艾馬容立一陣奇妙的表情變化,沉聲道:“死的!”

“嗯,哈哈,真是我的好容立,那小子現在可不知道在哪個豆腐……誰!”那男的突然對著屋頂大聲叫了一聲。

剛才雲夢中為了將賀馬英豪他兒子的位置聽清楚,動了一下,可是沒有想到,手底下按碎了一塊瓦片,那男人立刻便發現了雲夢中的存在。

在屋中那人發問的時候,房頂的雲夢中已經飄身向著艾馬家屋外**去,等到艾馬容立,叫艾馬家中的所有護衛搜人的時候,雲夢中也已經到了艾馬家外。

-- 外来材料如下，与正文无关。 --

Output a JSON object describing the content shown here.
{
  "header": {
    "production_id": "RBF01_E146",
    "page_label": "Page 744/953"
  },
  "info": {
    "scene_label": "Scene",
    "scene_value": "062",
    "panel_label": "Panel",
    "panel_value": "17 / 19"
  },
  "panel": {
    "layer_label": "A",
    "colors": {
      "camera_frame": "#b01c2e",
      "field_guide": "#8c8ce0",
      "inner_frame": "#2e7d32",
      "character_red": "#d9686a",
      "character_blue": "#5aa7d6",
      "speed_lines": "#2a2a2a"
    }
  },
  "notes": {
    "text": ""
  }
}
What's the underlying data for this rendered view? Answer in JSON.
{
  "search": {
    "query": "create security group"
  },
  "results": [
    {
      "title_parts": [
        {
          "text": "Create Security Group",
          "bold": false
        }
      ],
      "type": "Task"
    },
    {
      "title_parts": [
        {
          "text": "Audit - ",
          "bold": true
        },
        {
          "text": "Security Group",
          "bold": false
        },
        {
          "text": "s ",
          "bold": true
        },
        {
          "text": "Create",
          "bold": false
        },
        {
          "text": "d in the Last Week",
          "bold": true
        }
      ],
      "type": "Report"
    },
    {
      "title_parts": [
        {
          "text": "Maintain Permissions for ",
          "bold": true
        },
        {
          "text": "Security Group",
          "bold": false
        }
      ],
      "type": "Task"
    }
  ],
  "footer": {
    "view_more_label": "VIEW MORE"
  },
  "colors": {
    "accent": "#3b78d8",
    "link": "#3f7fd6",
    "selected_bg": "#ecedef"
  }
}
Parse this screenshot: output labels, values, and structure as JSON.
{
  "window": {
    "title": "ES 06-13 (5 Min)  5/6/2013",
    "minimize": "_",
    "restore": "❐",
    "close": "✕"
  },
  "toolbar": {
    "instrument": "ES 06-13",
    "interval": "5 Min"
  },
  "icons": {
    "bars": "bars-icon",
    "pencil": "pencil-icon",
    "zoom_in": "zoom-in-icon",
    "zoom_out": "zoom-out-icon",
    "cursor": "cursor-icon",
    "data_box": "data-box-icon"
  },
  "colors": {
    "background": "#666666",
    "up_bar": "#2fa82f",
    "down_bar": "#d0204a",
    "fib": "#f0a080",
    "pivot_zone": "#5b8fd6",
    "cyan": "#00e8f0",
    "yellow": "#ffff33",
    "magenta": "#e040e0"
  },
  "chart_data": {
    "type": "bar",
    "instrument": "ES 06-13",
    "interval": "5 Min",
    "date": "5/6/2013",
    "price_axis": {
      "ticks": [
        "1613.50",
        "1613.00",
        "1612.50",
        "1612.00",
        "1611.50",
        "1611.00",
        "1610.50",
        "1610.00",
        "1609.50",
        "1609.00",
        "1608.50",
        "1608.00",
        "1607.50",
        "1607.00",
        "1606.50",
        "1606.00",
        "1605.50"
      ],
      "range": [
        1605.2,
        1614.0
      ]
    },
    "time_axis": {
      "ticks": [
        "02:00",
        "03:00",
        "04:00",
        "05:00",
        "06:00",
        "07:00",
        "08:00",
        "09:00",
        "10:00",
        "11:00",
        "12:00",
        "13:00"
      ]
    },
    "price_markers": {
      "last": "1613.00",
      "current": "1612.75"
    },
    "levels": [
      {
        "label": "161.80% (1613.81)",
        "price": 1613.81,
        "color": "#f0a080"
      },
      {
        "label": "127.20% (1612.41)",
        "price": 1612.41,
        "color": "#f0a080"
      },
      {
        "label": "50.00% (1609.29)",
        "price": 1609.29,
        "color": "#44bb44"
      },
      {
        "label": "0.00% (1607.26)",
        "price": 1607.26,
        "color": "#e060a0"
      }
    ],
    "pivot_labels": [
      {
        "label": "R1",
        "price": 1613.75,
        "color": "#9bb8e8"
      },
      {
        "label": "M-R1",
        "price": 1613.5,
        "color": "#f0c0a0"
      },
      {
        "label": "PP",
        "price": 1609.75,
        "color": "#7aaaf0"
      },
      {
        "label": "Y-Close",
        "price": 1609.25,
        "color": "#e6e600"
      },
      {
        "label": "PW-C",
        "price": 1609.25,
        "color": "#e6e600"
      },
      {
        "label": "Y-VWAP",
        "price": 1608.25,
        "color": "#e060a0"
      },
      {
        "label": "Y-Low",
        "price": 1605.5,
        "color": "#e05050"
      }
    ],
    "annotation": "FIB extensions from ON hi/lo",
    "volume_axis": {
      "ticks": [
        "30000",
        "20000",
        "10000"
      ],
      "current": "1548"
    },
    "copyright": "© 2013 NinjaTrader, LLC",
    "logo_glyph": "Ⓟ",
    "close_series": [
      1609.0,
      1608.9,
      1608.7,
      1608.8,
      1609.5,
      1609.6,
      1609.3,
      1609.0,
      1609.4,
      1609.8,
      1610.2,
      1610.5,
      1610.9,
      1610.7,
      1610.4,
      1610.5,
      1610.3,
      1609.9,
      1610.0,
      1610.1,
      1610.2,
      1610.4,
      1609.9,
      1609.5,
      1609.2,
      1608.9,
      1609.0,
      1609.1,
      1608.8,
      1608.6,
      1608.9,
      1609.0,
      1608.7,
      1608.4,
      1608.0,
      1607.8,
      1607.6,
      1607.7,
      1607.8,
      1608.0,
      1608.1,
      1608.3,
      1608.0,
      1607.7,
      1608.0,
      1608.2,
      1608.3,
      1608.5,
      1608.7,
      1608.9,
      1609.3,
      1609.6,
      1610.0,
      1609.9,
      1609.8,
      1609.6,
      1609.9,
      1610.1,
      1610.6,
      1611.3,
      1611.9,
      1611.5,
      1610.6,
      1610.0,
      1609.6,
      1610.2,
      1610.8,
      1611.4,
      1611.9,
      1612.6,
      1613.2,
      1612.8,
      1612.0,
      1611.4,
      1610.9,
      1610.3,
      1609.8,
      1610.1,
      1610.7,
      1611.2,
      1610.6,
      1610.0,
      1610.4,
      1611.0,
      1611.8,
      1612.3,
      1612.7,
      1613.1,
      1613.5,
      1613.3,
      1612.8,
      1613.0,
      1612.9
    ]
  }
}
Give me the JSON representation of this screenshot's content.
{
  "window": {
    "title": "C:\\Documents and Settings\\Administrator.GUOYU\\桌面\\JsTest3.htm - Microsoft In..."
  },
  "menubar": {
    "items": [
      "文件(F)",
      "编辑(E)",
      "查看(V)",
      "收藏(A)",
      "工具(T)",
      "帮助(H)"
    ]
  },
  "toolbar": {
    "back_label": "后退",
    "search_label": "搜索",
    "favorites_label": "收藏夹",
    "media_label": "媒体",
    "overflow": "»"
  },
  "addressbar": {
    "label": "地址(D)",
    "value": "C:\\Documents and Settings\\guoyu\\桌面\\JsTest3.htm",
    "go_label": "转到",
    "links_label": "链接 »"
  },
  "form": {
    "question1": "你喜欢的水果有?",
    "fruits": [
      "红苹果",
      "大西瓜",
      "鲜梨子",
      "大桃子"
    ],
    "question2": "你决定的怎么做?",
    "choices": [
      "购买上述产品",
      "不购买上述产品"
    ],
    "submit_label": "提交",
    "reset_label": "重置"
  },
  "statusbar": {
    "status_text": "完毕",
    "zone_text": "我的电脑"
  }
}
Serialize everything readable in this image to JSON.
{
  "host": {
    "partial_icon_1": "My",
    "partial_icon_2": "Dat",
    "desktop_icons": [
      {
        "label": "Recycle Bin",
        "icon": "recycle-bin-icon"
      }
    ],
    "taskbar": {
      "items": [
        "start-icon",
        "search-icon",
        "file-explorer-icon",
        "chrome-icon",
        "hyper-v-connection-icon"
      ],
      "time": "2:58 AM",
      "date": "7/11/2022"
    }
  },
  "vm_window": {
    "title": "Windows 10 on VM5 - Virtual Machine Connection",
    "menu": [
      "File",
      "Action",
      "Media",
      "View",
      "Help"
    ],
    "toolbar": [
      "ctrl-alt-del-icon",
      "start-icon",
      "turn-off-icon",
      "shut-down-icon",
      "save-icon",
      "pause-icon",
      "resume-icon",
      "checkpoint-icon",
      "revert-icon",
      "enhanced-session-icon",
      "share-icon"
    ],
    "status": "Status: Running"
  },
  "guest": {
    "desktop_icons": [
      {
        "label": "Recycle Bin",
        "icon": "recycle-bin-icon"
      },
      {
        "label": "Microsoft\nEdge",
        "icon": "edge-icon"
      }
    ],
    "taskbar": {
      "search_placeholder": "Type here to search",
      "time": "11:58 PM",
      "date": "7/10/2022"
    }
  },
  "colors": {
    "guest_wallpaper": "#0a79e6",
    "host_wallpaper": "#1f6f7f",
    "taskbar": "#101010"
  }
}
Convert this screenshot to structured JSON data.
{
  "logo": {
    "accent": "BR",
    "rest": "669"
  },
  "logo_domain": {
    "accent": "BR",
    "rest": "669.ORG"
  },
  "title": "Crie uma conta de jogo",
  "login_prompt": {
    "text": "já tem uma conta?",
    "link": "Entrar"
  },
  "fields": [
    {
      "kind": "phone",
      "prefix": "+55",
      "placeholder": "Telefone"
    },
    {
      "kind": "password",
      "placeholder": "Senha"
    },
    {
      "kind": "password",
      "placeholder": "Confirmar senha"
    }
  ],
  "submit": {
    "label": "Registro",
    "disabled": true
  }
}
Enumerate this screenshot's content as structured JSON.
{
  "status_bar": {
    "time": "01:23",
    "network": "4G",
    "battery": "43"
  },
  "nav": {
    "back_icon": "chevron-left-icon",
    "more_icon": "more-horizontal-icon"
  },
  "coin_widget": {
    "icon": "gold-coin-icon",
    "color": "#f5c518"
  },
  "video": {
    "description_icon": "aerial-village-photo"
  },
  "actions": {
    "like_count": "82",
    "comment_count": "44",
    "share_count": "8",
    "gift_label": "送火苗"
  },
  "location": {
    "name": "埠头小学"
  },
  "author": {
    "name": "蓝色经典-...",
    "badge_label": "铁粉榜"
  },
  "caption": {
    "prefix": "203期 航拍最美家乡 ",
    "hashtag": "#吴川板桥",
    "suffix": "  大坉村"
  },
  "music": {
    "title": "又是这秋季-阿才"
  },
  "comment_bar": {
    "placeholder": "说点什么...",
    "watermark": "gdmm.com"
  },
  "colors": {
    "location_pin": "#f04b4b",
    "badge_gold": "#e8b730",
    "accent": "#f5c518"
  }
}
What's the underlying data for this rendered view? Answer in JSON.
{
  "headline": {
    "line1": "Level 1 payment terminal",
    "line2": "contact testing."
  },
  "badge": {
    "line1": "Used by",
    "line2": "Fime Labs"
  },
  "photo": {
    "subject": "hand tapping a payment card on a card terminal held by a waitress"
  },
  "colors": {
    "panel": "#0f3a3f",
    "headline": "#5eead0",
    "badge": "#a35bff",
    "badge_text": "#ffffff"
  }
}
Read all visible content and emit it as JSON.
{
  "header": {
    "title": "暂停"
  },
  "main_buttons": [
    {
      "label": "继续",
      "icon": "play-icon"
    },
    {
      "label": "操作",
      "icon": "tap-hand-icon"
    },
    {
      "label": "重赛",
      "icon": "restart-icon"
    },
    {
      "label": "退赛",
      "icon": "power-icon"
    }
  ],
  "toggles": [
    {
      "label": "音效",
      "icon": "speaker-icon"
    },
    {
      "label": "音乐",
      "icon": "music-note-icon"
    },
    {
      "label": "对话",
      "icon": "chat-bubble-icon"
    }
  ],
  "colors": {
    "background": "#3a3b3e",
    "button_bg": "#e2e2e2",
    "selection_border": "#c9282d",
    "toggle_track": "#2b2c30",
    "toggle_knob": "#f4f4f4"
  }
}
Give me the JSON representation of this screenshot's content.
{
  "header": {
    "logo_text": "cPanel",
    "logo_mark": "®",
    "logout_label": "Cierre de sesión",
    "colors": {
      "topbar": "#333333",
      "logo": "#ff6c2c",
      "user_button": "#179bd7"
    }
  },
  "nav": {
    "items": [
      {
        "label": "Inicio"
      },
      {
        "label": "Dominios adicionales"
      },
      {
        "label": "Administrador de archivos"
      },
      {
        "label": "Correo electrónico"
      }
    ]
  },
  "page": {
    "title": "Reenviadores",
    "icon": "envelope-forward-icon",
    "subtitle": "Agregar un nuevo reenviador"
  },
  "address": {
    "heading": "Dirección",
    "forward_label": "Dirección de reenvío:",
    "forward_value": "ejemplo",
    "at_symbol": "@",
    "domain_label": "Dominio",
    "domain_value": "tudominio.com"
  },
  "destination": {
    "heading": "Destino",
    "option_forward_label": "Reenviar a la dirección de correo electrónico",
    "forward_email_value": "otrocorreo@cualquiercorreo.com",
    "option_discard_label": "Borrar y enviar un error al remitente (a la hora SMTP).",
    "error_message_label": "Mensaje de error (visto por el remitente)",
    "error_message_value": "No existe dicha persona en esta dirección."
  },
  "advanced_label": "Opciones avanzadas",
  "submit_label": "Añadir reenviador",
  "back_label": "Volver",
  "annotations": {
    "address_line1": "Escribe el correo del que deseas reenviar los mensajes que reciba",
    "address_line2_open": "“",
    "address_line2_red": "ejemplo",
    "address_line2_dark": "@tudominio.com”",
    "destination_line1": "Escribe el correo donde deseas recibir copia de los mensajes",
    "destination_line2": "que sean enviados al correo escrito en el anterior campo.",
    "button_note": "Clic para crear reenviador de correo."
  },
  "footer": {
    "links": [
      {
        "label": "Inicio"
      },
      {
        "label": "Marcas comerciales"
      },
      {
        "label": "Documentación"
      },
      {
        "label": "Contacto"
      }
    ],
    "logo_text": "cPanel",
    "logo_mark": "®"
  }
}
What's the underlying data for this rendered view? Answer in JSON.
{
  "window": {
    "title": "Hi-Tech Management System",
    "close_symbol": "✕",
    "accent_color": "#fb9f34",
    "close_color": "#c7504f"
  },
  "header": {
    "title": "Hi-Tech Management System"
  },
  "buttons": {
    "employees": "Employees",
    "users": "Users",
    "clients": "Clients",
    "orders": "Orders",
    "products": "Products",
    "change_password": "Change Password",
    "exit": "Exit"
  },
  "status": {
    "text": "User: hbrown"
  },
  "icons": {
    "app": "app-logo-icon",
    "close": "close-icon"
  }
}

“看來賀馬英豪也是被逼無奈啊!”雲夢中感概一聲,而回衛馬家去了。賀馬英豪的兒子被抓走,怪不得以自家的產業換兒子的命,而艾馬容立的狠勁卻也在他的心裏留下了底雲夢飛翔也沒有來艾馬家,看來是去賀馬家了。

賀馬家壽延殿中。

睡著了的雲夢飛翔感覺有人在動自己的衣服,睜開了自己的眼睛。

“啊”

雲夢飛翔居然失聲交出了聲音……在他麵前十幾厘米出,正一雙漆黑的眸子盯著自己,一縷縷的頭發在黑色眼眸間穿過。

“家母,裏麵發生什麽事了嗎?”

站在壽延殿外的賀馬家護衛突然聽到從殿內傳出了一聲驚叫,於是開口問道。

而在雲夢飛翔麵前的婦人對著他歉意的笑了笑,或許是因為嚇到他而道歉,那女人站了起來,退到了一旁。

“啊,是你殺了我兒子,我要殺了你,我要殺了你!”

雲夢飛翔被眼前這突然的一幕驚得說不出話來,抓了抓那婦人剛才蓋在他身上的衣服,不知道剛才還正常的婦人為什麽會突然之間開始了大聲瘋癲。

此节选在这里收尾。